I’ll also be adding more bean bags.”

  They look at one another, squinting in the afternoon sun, all a little nervous and none wanting to be the next Natalie (or Macy, for that matter). At Olivia’s urging, they start passing their bean bags again, one at a time, and then Olivia begins tossing rubber chickens into their midst. She has a mesh bag of a half dozen of them, and in the course of their game four or five make their way into rotation. At first the chickens mess up the rhythm: they come at the same time as a bean bag, so the receiver of the chicken also gives a bad pass; they cause rule violations (through some combination of bad luck and timing, Brianna Heller’s only option is to pass to the person right next to her, which is against the rules). Each time they make a mistake, Olivia pauses and allows them to regroup.

  Eventually she explains that the game is a metaphor. The bean bags represent your daily routine, she says: classes, homework, practice, meals, chores, et cetera. The chickens are the things that interrupt your routine: The flu, a migraine; a fight with your parents; special events, like Atwater traditions. Success in boarding school—and in life!—is a matter of managing the interruptions, of planning for the unplanned-for.

  Olivia smiles at them. “Get it?”

  * * *

  At meals Bryce and Lauren sit together with a group of freshmen, and Bryce narrates the dining hall. Bryce, as it turns out, is Atwater’s version of Grace: the fourth generation in her family to attend Atwater. Partly because she has been tagging along at Alumnae Weekend since her infancy and partly because her grandmother spent a decade on the Board of Trustees, Bryce is an encyclopedia of Atwater lore. A cluster of juniors sit together by the windows in the back corner; from the way Bryce talks about them—and the way her new classmates lean in, committing the details to memory—Lauren has the sense that these girls are who she might have classified as the popular girls at her school back home.
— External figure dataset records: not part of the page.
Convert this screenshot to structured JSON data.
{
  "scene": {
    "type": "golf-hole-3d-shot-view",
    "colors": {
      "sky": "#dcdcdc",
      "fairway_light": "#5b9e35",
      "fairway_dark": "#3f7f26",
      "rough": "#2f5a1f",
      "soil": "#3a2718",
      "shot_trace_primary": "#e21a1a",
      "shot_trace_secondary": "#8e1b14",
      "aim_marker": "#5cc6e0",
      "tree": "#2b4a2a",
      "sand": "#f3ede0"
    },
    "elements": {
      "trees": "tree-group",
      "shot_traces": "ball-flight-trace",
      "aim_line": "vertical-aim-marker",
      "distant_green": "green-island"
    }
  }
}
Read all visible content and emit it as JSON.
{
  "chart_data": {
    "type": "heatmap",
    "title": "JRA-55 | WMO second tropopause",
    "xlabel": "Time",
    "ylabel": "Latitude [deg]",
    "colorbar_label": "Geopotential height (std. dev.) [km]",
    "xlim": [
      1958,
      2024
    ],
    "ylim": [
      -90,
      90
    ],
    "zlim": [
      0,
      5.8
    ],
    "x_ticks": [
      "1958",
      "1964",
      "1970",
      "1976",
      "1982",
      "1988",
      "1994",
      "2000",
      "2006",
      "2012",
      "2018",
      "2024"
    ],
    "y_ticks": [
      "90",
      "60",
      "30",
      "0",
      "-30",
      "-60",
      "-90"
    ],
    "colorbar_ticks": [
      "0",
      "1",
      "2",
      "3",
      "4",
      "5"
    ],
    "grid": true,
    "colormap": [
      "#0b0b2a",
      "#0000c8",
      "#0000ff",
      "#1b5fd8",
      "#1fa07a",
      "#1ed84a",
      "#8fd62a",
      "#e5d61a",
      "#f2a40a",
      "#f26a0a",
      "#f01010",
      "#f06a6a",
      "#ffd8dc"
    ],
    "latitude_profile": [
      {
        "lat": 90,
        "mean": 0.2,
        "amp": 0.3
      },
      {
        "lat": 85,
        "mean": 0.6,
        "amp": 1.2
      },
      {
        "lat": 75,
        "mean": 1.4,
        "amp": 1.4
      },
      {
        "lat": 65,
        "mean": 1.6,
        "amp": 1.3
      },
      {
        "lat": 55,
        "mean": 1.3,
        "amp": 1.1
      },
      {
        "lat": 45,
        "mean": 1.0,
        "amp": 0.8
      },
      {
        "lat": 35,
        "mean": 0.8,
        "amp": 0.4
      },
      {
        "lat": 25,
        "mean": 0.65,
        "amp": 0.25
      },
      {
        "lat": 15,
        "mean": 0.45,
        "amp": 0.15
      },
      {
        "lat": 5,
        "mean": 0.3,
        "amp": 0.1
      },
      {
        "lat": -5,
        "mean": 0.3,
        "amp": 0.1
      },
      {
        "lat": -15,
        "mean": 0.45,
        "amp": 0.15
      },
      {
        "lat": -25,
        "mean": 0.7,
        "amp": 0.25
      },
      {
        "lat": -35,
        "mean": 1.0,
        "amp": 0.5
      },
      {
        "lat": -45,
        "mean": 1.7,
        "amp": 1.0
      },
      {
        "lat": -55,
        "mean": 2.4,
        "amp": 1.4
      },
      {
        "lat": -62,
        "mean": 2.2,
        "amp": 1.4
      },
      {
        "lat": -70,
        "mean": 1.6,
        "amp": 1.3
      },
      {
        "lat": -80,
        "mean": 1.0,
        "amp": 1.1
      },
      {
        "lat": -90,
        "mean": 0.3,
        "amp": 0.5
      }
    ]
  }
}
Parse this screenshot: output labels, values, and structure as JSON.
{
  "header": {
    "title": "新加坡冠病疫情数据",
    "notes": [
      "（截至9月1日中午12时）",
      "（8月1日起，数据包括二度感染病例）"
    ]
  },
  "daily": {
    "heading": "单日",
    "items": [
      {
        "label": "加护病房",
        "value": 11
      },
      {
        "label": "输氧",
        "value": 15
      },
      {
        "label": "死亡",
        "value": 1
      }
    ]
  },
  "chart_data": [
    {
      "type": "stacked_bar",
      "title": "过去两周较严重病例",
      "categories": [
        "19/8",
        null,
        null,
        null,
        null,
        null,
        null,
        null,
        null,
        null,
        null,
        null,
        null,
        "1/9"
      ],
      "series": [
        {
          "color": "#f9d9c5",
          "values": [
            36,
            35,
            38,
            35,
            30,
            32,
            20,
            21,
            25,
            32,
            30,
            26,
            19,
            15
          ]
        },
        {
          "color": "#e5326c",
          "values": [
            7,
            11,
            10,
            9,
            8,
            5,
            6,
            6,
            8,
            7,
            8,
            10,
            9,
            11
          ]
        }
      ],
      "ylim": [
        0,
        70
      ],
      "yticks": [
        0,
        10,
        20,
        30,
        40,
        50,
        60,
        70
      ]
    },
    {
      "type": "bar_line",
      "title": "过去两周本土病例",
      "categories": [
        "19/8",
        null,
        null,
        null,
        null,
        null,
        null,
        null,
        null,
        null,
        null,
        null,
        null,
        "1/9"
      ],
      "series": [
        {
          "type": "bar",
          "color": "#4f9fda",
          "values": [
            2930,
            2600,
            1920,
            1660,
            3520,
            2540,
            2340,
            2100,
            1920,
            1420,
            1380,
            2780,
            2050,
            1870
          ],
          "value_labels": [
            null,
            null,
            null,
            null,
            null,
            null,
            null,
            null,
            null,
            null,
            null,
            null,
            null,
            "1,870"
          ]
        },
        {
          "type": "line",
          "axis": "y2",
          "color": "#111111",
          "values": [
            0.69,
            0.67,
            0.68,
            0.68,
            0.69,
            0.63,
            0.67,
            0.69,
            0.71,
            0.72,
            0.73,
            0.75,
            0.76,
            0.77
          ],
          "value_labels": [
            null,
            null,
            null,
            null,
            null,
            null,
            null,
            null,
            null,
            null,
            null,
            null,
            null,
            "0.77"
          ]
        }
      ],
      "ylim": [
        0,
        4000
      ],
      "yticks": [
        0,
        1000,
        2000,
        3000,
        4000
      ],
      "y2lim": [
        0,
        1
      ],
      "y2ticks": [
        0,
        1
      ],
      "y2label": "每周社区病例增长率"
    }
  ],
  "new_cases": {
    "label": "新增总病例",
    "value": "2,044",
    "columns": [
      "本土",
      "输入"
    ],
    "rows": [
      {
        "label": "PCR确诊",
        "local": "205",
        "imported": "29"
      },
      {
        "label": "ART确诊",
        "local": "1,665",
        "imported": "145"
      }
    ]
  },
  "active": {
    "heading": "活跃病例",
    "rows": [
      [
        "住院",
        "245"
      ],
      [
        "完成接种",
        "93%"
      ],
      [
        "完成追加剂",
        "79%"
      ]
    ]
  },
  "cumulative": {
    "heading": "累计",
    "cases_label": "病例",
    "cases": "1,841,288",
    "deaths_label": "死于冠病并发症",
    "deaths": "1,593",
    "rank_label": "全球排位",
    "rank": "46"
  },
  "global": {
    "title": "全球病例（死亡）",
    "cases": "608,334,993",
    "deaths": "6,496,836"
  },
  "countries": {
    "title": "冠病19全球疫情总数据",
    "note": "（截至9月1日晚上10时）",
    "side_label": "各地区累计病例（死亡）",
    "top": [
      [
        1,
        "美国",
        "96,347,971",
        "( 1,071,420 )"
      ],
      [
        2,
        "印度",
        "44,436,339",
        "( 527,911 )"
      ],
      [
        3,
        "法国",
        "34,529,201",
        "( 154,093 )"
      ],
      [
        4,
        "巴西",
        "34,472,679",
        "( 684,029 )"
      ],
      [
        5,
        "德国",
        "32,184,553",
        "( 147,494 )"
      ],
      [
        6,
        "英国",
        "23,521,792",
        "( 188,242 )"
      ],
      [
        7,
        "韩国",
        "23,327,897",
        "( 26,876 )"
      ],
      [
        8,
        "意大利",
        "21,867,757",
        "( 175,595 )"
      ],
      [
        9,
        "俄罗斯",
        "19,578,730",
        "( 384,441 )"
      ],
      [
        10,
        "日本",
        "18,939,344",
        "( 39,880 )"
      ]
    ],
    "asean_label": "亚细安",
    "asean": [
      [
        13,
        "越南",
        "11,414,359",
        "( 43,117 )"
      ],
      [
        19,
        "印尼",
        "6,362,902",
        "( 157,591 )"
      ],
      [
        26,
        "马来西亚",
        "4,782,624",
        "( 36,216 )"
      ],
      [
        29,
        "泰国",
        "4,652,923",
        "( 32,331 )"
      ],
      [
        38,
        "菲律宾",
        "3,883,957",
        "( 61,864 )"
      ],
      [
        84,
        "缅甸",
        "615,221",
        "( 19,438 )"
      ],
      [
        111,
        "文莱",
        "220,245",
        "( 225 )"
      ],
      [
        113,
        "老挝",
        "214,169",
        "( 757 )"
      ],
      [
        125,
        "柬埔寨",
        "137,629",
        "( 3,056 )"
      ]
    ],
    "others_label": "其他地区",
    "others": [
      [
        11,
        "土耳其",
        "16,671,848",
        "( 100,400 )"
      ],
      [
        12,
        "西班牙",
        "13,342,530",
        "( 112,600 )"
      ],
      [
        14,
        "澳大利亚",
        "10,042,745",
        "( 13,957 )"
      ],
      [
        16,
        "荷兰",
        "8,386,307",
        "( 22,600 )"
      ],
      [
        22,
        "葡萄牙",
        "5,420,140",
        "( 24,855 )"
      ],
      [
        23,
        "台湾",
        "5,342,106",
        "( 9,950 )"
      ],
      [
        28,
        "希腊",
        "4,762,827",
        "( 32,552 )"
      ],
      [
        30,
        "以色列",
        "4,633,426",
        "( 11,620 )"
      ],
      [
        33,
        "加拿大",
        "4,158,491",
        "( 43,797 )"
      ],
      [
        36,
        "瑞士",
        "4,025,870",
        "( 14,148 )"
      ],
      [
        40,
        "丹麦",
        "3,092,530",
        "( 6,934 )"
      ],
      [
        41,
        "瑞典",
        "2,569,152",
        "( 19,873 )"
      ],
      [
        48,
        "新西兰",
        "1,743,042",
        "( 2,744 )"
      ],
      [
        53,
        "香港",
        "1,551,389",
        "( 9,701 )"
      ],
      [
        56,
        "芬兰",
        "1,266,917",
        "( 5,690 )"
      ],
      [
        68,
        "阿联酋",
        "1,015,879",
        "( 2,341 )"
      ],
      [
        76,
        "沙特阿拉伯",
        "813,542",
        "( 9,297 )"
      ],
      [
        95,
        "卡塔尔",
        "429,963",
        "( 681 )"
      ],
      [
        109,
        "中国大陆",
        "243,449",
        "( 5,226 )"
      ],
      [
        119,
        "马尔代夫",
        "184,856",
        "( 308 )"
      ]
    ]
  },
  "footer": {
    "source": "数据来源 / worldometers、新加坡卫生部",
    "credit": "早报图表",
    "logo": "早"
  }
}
The one with the long, matte-brown hair and lived-in eyeliner is Sloane Beck, and she was a professional dancer before her father shipped her off to Connecticut. She goes before the Disciplinary Committee every year but she will never, ever be kicked out of school because her family has promised to donate enough money to name a building once Sloane graduates. She’s sitting next to Brie Feldman, who has curly blond hair and a doll-like complexion; Brie’s roommate is Chloe Eaton, a round-faced Marylander with dimples and a deep tan. Sloane’s best friend is Blake Trude, another dancer, who takes the train into the city twice a week and most weekends to dance with a company uptown. People who don’t know that Sloane played the role of Marie in the New York City Ballet’s Nutcracker at eleven think that Blake is the real prodigy, and that the story Sloane tells about her father forcing her to give up professional dancing is just a cover for the fact that she just wasn’t good enough to cut it in New York.